Su internet Holmes aveva un sito che lo definiva consulente investigativo, e forse era per quel motivo che John gli attribuiva d’istinto un alone di rischioso mistero, però non era solo per quello che ci vedeva anche un enigma a suo modo attraente.
A volte dietro certe finestre si nascondeva solo la canna di un fucile, ma altre volte ti giravi di scatto, con i nervi a fior di pelle e l’adrenalina a mille, e tutto quel che vedevi era il sorriso dapprima stentato di un bambino o di una vecchia, oppure la paura speranzosa o il dolore di chi stava per chiederti aiuto.
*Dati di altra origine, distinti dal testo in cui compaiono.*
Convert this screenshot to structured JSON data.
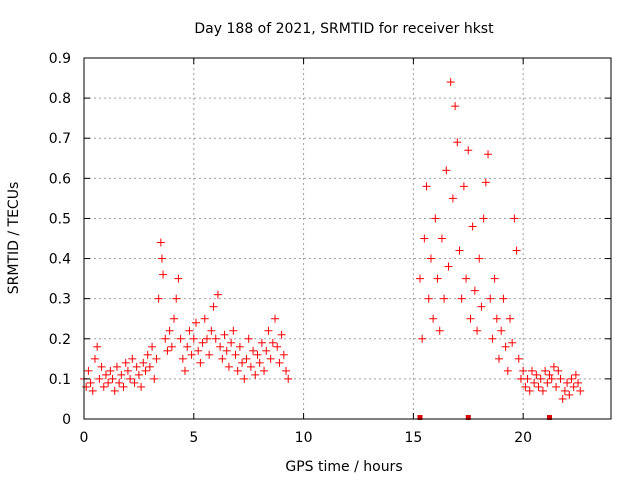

Allora capivi che avevi davanti solo persone e che quelle persone faticavano a crederci quanto te, e il cuore ti si allargava e ti si stringeva tutto nello stesso tempo.
John non sapeva spiegarsi perché, però gli occhi di Holmes gli facevano lo stesso effetto di una di quelle finestre.
La sola vera differenza che gli veniva in mente era che in guerra c’era quasi sempre un certo specifico silenzio denso e pesante ad accompagnare e sottolineare quel tipo di presentimento.
Holmes, invece, anche se si era detto capace di tacere per giorni interi, dava l’idea di poter essere fin troppo loquace. Forse era per quel suo modo di parlare a tutta velocità, sparando le parole in maniera concitata ma precisissima e mirata, come una raffica d’artiglieria.
Malgrado questo restava la voglia di sentirgli dire di più.
A costo di rischiare di riprovare il morso del piombo e di ascoltare di nuovo il sibilo troppo vicino di uno sparo, John era curioso di scoprire cosa si celava dietro l’azzurro quasi trasparente ma imperscrutabile di quello sguardo che sembrava un varco verso chissà che strano mondo interiore.
Era davvero fin troppo curioso per tirarsi indietro.
Arrivato a quel punto poteva solo spingersi ancora più in là e vedere cosa c’era oltre la soglia, anche quella metaforica, che lui e Holmes stavano per varcare.
«Sedici… e diciassette»
Diciassette gradini esatti. Quella era stata la conclusione del suo conteggio mentale.
John non si era soffermato troppo a lungo sull’ultimo gradino, mentre Holmes apriva la porta e lo invitava a entrare.
Diciassette scalini di legno scuro e, proprio come lui, un po’ rovinato.
Vecchi, ma solidi e ancora capaci di portarlo sull’uscio di qualcosa di totalmente nuovo.
Holmes forse non ci aveva fatto caso e non li aveva contati come aveva fatto lui, ma a John piaceva il piglio nervoso e deciso con cui li aveva divorati.
Chissà se da quel giorno in poi entrambi sarebbero stati destinati a consumarli ancora di più, salendo e scendendo le due rampe insieme, e chissà se alla fine ognuno di quegli scalini avrebbe avuto almeno una storia nuova da raccontare.
Oppure, chissà, forse quei diciassette gradini sarebbero diventati semplicemente le scale di casa.